山裾の地で繰り広げられた、戦の話。すべて、聞くに堪えないものだった。



「あの、宜しいでしょうか。」


コウが言った。


「どうぞ。」


フクから許しが出た。


「玉置、北山、東山。すべて戦好きですが、おかしいと思います。しき妖怪に、操られているのでは。」


悪意おいは祝辺の守に祓われた。しかし、他にも悪しき妖怪が、いるのかもしれない。



「フム。コウよ、良く気がついた。」


「他にも、か。」


「これほど多くの魂を狙う、となると。」


三妖怪、考え込む。



「コウ。妖怪が、見えるのか?」


「はい。見えるように、なりました。」


悪しき妖怪の話が出て、ザワザワしていた。しかし、妖怪が見えると聞き、再び、静まり返る。



「祝。

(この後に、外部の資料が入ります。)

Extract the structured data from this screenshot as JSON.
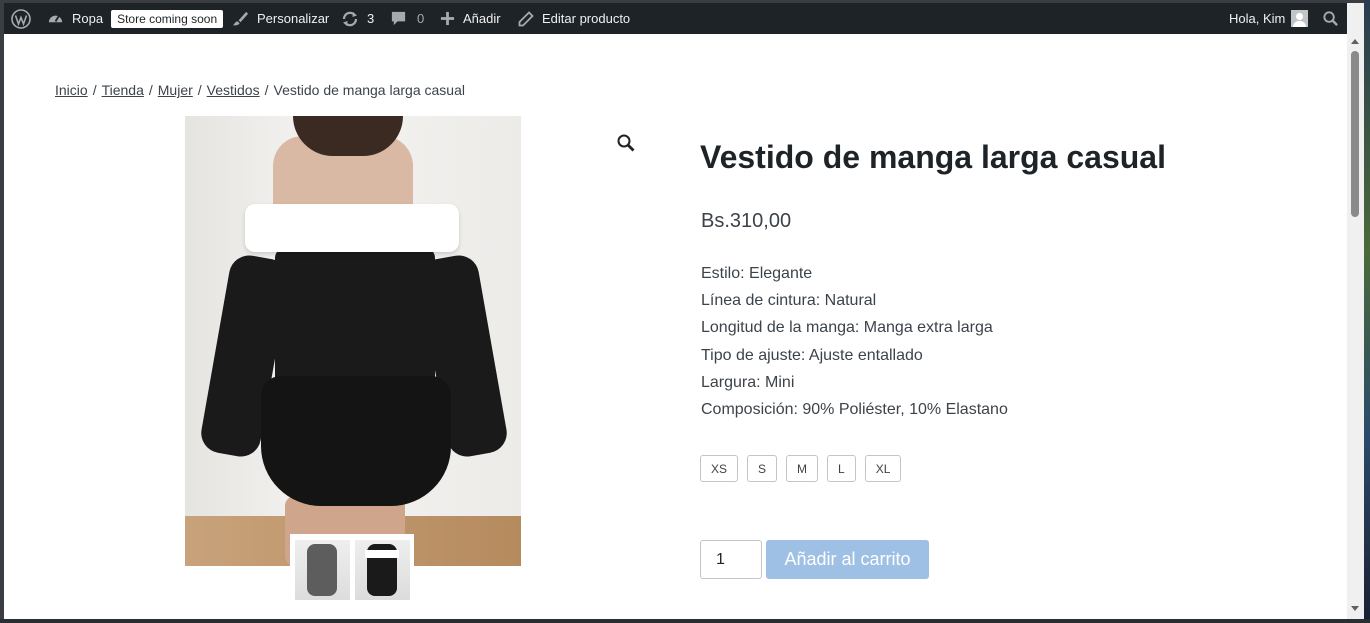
{
  "adminbar": {
    "site_name": "Ropa",
    "store_badge": "Store coming soon",
    "customize": "Personalizar",
    "updates_count": "3",
    "comments_count": "0",
    "add_new": "Añadir",
    "edit_product": "Editar producto",
    "greeting": "Hola, Kim"
  },
  "breadcrumb": {
    "items": [
      "Inicio",
      "Tienda",
      "Mujer",
      "Vestidos"
    ],
    "separator": "/",
    "current": "Vestido de manga larga casual"
  },
  "product": {
    "title": "Vestido de manga larga casual",
    "price": "Bs.310,00",
    "attributes": [
      "Estilo: Elegante",
      "Línea de cintura: Natural",
      "Longitud de la manga: Manga extra larga",
      "Tipo de ajuste: Ajuste entallado",
      "Largura: Mini",
      "Composición: 90% Poliéster, 10% Elastano"
    ],
    "sizes": [
      "XS",
      "S",
      "M",
      "L",
      "XL"
    ],
    "quantity": "1",
    "add_to_cart": "Añadir al carrito"
  },
  "colors": {
    "adminbar_bg": "#1d2327",
    "button_bg": "#9ec0e5",
    "text": "#3c434a"
  }
}
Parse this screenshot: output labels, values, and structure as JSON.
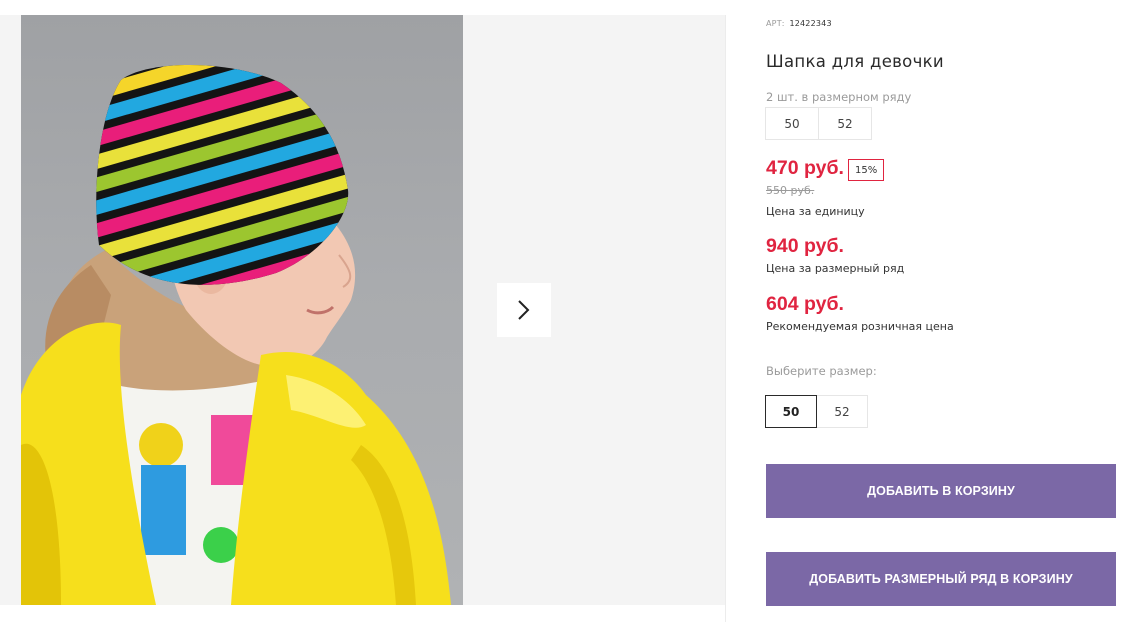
{
  "product": {
    "art_label": "АРТ:",
    "art_number": "12422343",
    "title": "Шапка для девочки",
    "series_label": "2 шт. в размерном ряду",
    "series_sizes": [
      "50",
      "52"
    ],
    "price_unit": "470 руб.",
    "discount": "15%",
    "old_price": "550 руб.",
    "price_unit_caption": "Цена за единицу",
    "price_series": "940 руб.",
    "price_series_caption": "Цена за размерный ряд",
    "price_retail": "604 руб.",
    "price_retail_caption": "Рекомендуемая розничная цена",
    "choose_size_label": "Выберите размер:",
    "size_options": [
      "50",
      "52"
    ],
    "selected_size": "50",
    "add_to_cart": "ДОБАВИТЬ В КОРЗИНУ",
    "add_series_to_cart": "ДОБАВИТЬ РАЗМЕРНЫЙ РЯД В КОРЗИНУ"
  },
  "gallery": {
    "next_icon": "chevron-right-icon"
  },
  "colors": {
    "price": "#e02440",
    "button": "#7b68a6",
    "discount_border": "#e02440"
  }
}
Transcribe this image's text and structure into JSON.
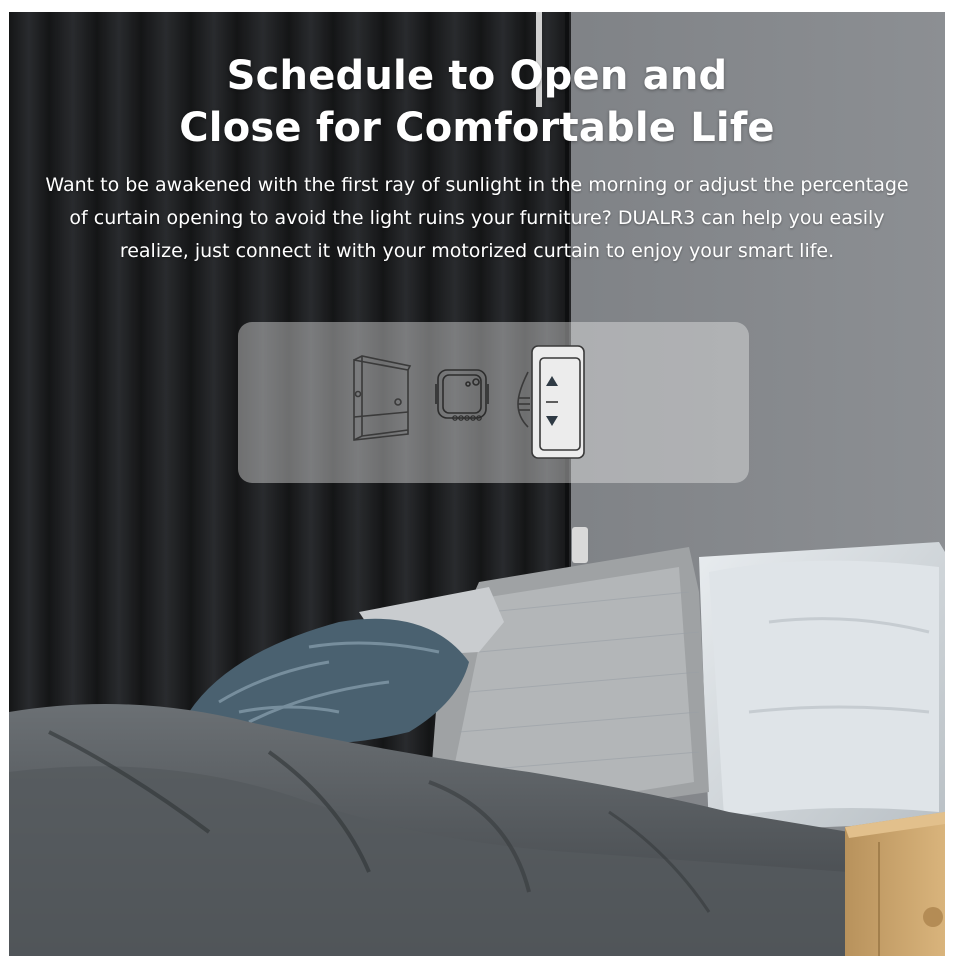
{
  "hero": {
    "title_line1": "Schedule to Open and",
    "title_line2": "Close for Comfortable Life",
    "description": "Want to be awakened with the first ray of sunlight in the morning or adjust the percentage of curtain opening to avoid the light ruins your furniture? DUALR3 can help you easily realize, just connect it with your motorized curtain to enjoy your smart life."
  },
  "installation_panel": {
    "items": [
      "wall-box-icon",
      "switch-module-icon",
      "curtain-switch-icon"
    ]
  },
  "colors": {
    "title_text": "#ffffff",
    "curtain_dark": "#1c1d1f",
    "wall_gray": "#797c80",
    "bedding_gray": "#5d6266",
    "pillow_blue": "#4a6170",
    "nightstand_wood": "#c9a56e"
  }
}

コウを、日吉山へ。」


祝人はふりとの言の葉を聞き、フクが叫ぶ。


「なりません。コウもツウも、乱雲山から、一歩も出しません!」


二人は、霧雲山から託された子。何が何でも、守らなければ。



「日吉社へ、使いを出しましょう。戦が終わるまで、幼子を預かると。」


社の司、ツル。静かに言った。


「そうですね。皆さん、宜しいか。」



日吉山の次は、乱雲山が狙われるかもしれない。幸い、食べ物の備えは多い。


乱雲山で、預かることが出来なかった子は、釜戸山に託せば良い。



妖怪のことは妖怪に任せ、日吉山を守る手助けは、人の手で。ということになった。